L’affrontement de ces deux mastodontes sur la scène internationale a nécessairement un impact sur l’ensemble des pays formant la « communauté internationale ».


Au mois d’août 2007, la bourse de New York avait connu une chute de 3%, annonçant le début d’une crise financière mondiale qui allait durer plusieurs années et dont les séquelles sont toujours là.

Le 5 août 2019, l’indice boursier S&P 500 a reculé de 2,98%. C’est là une alerte à ne pas négliger dans un contexte mondial de plus en plus instable. La confrontation entre la Chine et les Etats Unis, les deux plus grandes économies mondiales, ne peut pas ne pas impacter l’économie mondiale. Le 1er août, Trump a menacé d’appliquer des taxes douanières de 10% sur 300 milliards de dollars de produits chinois. En réaction, la Chine a décidé de dévaluer sa monnaie, la laissant glisser sous le seuil de 7 yuans le dollar, soit une baisse de 1,4% en une journée. D’après les Etats Unis, cette mesure traduit la volonté de combiner l’arme commerciale à l’arme monétaire. Ainsi, la guerre commerciale serait en train de s’étendre au marché des changes.

Le marché des actions indique, quant à lui, une baisse de 5,8% de l’indice S&P 500 durant la première semaine du mois d’août.
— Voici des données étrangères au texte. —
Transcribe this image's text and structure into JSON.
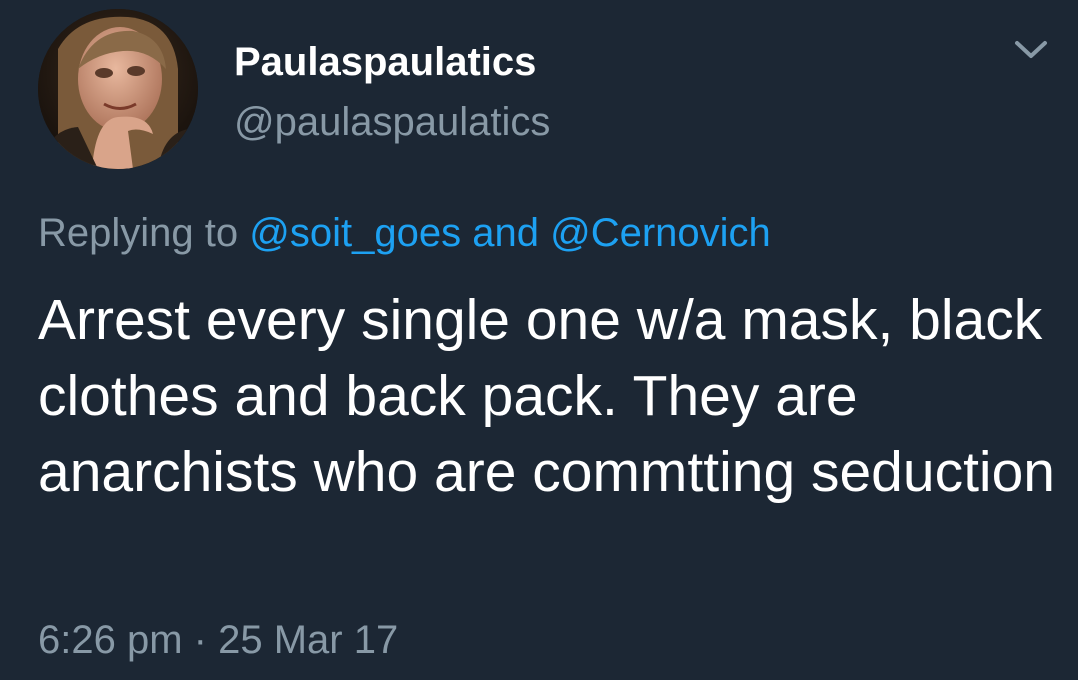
{
  "tweet": {
    "display_name": "Paulaspaulatics",
    "handle": "@paulaspaulatics",
    "reply": {
      "prefix": "Replying to",
      "mention_1": "@soit_goes",
      "conjunction": "and",
      "mention_2": "@Cernovich"
    },
    "text": "Arrest every single one w/a mask, black clothes and back pack. They are anarchists who are commtting seduction",
    "time": "6:26 pm",
    "separator": "·",
    "date": "25 Mar 17"
  },
  "icons": {
    "more": "chevron-down-icon"
  },
  "colors": {
    "background": "#1c2734",
    "primary_text": "#ffffff",
    "secondary_text": "#8899a6",
    "link": "#1da1f2"
  }
}
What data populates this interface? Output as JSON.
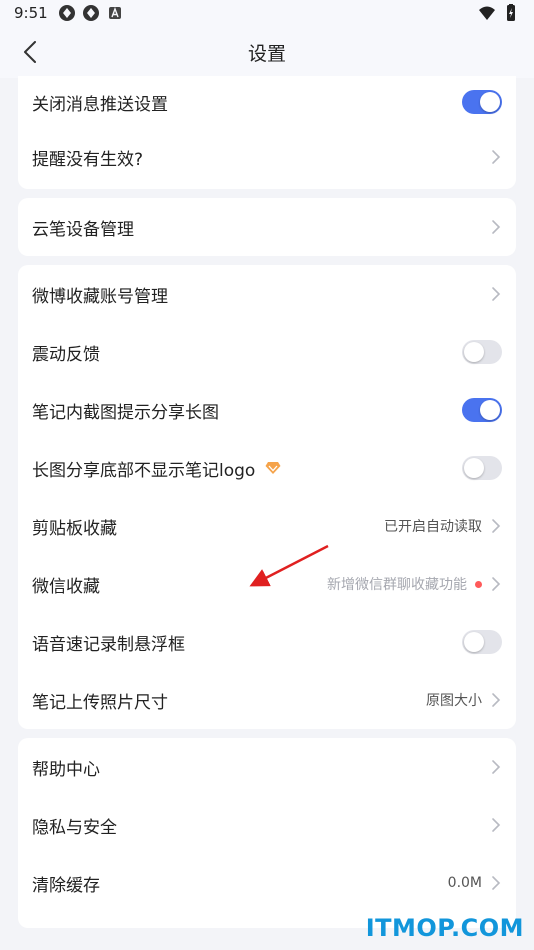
{
  "status_bar": {
    "time": "9:51"
  },
  "header": {
    "title": "设置"
  },
  "card1": {
    "push_label": "关闭消息推送设置",
    "push_on": true,
    "reminder_label": "提醒没有生效?"
  },
  "card2": {
    "pen_label": "云笔设备管理"
  },
  "card3": {
    "weibo_label": "微博收藏账号管理",
    "vibration_label": "震动反馈",
    "vibration_on": false,
    "share_long_label": "笔记内截图提示分享长图",
    "share_long_on": true,
    "logo_label": "长图分享底部不显示笔记logo",
    "logo_on": false,
    "clipboard_label": "剪贴板收藏",
    "clipboard_value": "已开启自动读取",
    "wechat_label": "微信收藏",
    "wechat_value": "新增微信群聊收藏功能",
    "voice_label": "语音速记录制悬浮框",
    "voice_on": false,
    "photo_label": "笔记上传照片尺寸",
    "photo_value": "原图大小"
  },
  "card4": {
    "help_label": "帮助中心",
    "privacy_label": "隐私与安全",
    "cache_label": "清除缓存",
    "cache_value": "0.0M"
  },
  "colors": {
    "accent": "#4a73ef",
    "badge": "#ff5a5a",
    "vip": "#f5a34a"
  },
  "watermark": "ITMOP.COM"
}
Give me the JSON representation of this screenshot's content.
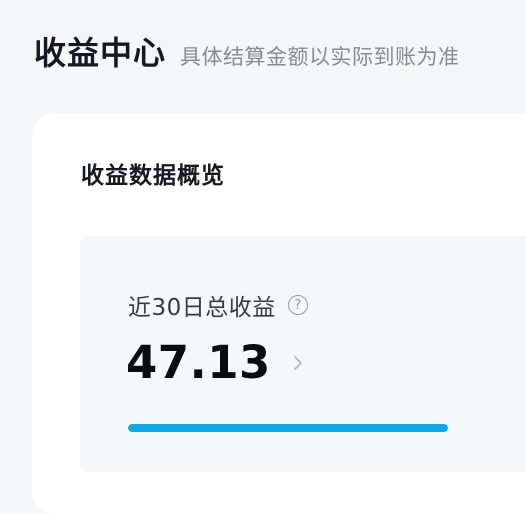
{
  "header": {
    "title": "收益中心",
    "subtitle": "具体结算金额以实际到账为准"
  },
  "overview": {
    "title": "收益数据概览",
    "stat": {
      "label": "近30日总收益",
      "help_icon": "question-circle-icon",
      "help_glyph": "?",
      "value": "47.13",
      "more_icon": "chevron-right-icon",
      "progress_fraction": 1.0,
      "progress_color": "#0fa9e6"
    }
  }
}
Mais ce sont surtout les marchés obligataires qui présentent des signaux inquiétants dans le monde de la finance. Ainsi, le 1er août, à la clôture, le taux de rendement des bons du Trésor américain d’une duré de 10 ans, a reculé de – 2,06%, en une semaine, pour atteindre 1,72%, et passer à  1,6%, le 15 août.
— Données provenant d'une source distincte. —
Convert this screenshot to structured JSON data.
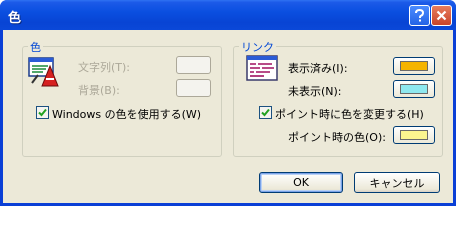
{
  "window": {
    "title": "色"
  },
  "color_group": {
    "title": "色",
    "text_label": "文字列(T):",
    "background_label": "背景(B):",
    "use_windows_colors_label": "Windows の色を使用する(W)",
    "use_windows_colors_checked": true
  },
  "link_group": {
    "title": "リンク",
    "visited_label": "表示済み(I):",
    "visited_color": "#f5b400",
    "unvisited_label": "未表示(N):",
    "unvisited_color": "#8ee8ef",
    "hover_enabled_label": "ポイント時に色を変更する(H)",
    "hover_enabled_checked": true,
    "hover_color_label": "ポイント時の色(O):",
    "hover_color": "#fbf58f"
  },
  "buttons": {
    "ok": "OK",
    "cancel": "キャンセル"
  },
  "icons": {
    "help": "help-icon",
    "close": "close-icon",
    "colors": "colors-palette-icon",
    "links": "links-page-icon"
  }
}
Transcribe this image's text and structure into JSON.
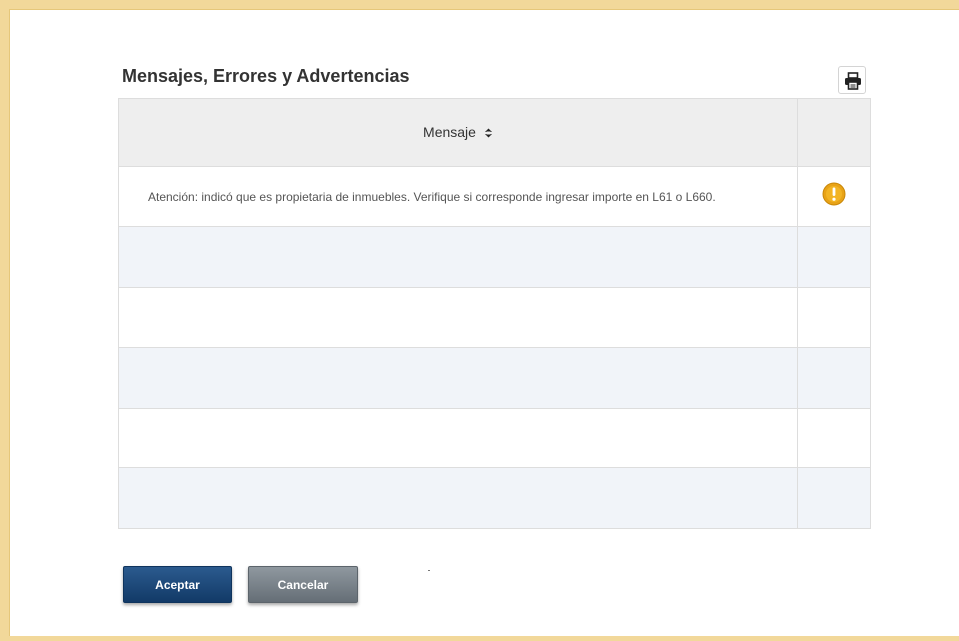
{
  "dialog": {
    "title": "Mensajes, Errores y Advertencias",
    "print_icon": "printer-icon"
  },
  "table": {
    "columns": [
      {
        "label": "Mensaje",
        "sort_icon": "sort-toggle-icon"
      },
      {
        "label": ""
      }
    ],
    "rows": [
      {
        "message": "Atención: indicó que es propietaria de inmuebles. Verifique si corresponde ingresar importe en L61 o L660.",
        "status_icon": "warning-icon"
      },
      {
        "message": "",
        "status_icon": ""
      },
      {
        "message": "",
        "status_icon": ""
      },
      {
        "message": "",
        "status_icon": ""
      },
      {
        "message": "",
        "status_icon": ""
      },
      {
        "message": "",
        "status_icon": ""
      }
    ]
  },
  "buttons": {
    "accept_label": "Aceptar",
    "cancel_label": "Cancelar"
  },
  "colors": {
    "frame": "#f2d89a",
    "accept": "#1d4a7a",
    "cancel": "#79828a",
    "warning": "#e8a317"
  }
}
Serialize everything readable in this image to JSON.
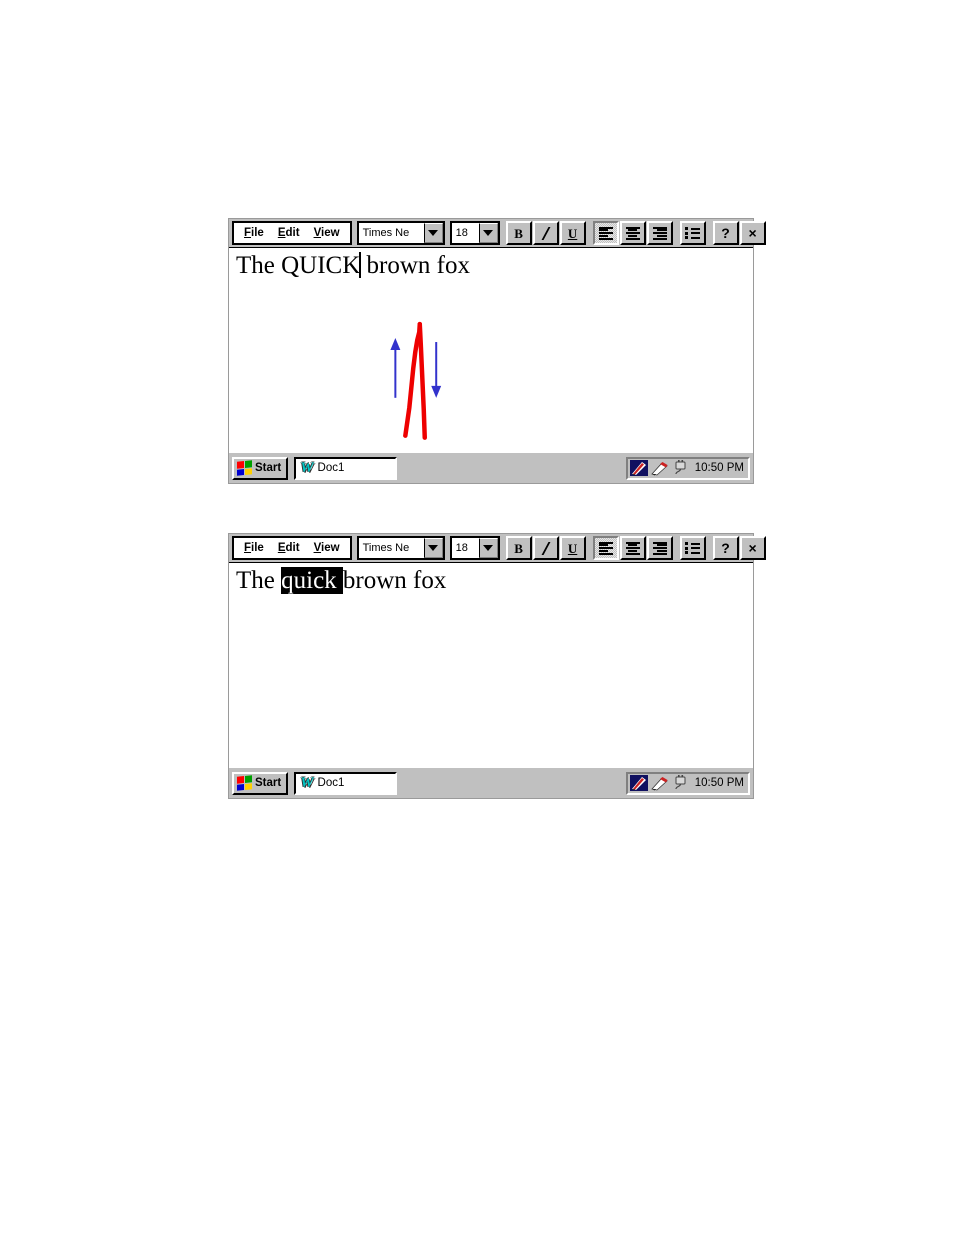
{
  "page": {
    "background": "#ffffff",
    "description": "Two Windows 95 style pen-computing application screenshots showing a gesture-based text edit: before (caret placed, up/down gesture drawn) and after (word selected)."
  },
  "toolbar": {
    "menus": [
      {
        "name": "file",
        "accel": "F",
        "rest": "ile",
        "label": "File"
      },
      {
        "name": "edit",
        "accel": "E",
        "rest": "dit",
        "label": "Edit"
      },
      {
        "name": "view",
        "accel": "V",
        "rest": "iew",
        "label": "View"
      }
    ],
    "font_combo": {
      "value": "Times Ne",
      "arrow_icon": "chevron-down-icon"
    },
    "size_combo": {
      "value": "18",
      "arrow_icon": "chevron-down-icon"
    },
    "buttons": [
      {
        "name": "bold-button",
        "icon": "bold-icon",
        "label": "B",
        "pressed": false
      },
      {
        "name": "italic-button",
        "icon": "italic-icon",
        "label": "I",
        "pressed": false
      },
      {
        "name": "underline-button",
        "icon": "underline-icon",
        "label": "U",
        "pressed": false
      },
      {
        "name": "align-left-button",
        "icon": "align-left-icon",
        "label": "",
        "pressed": true
      },
      {
        "name": "align-center-button",
        "icon": "align-center-icon",
        "label": "",
        "pressed": false
      },
      {
        "name": "align-right-button",
        "icon": "align-right-icon",
        "label": "",
        "pressed": false
      },
      {
        "name": "bullet-list-button",
        "icon": "bullet-list-icon",
        "label": "",
        "pressed": false
      },
      {
        "name": "help-button",
        "icon": "question-mark-icon",
        "label": "?",
        "pressed": false
      },
      {
        "name": "close-button",
        "icon": "close-icon",
        "label": "×",
        "pressed": false
      }
    ]
  },
  "window_before": {
    "document": {
      "text_before": "The ",
      "text_word": "QUICK",
      "text_after": " brown fox",
      "caret_after_word": true,
      "full_text": "The QUICK brown fox"
    },
    "gesture": {
      "stroke_color": "#ee0000",
      "arrow_color": "#3333cc",
      "shape": "caret-insertion-stroke",
      "left_arrow": "arrow-up",
      "right_arrow": "arrow-down"
    }
  },
  "window_after": {
    "document": {
      "text_before": "The ",
      "selected_text": "quick ",
      "text_after": "brown fox",
      "selection_background": "#000000",
      "selection_color": "#ffffff",
      "full_text": "The quick brown fox"
    }
  },
  "taskbar": {
    "start_label": "Start",
    "start_icon": "windows-flag-icon",
    "task_button": {
      "icon": "word-document-icon",
      "label": "Doc1"
    },
    "tray_icons": [
      "pen-tablet-icon",
      "stylus-pen-icon",
      "power-plug-icon"
    ],
    "clock": "10:50 PM"
  }
}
« La baisse des exportations des Etats Unis et de la Chine impliquerait une baisse de la demande de matières premières et autres produits provenant d’autres pays »

La détention massive de bons du Trésor américain par la Chine et la baisse de la valeur du yuan expliqueraient cette évolution négative du taux de rendement. Ainsi, la Chine n’étant pas désarmée, n’est pas restée indifférente face aux menaces de Trump. Paul Blustein, analyste financier du Centre for International Governance Innovation, a déclaré : « En dévaluant leur monnaie à un moment aussi tendu, les Chinois signalent qu’ils sont prêts à de lourds sacrifices. Je ne suis pas surpris que les marchés réagissent enfin et se disent que tout cela pourrait vraiment mal tourner ».

Il est donc évident que la guerre commerciale ne se limite plus au domaine du commerce. En fait, le ralentissement de l’économie chinoise est la vraie cause de la baisse de la valeur du yuan, malgré l’intervention de la banque centrale de Chine pour contrôler les flux de capitaux vers l’étranger. En laissant faire, le yuan n’a fait qu’évoluer vers sa valeur réelle sur le marché des devises. Tout au contraire, Trump semble déterminé à recourir à l’arme monétaire, en plus de l’arme commerciale, en exigeant une réduction du taux d’intérêt de la part de la Réserve fédérale.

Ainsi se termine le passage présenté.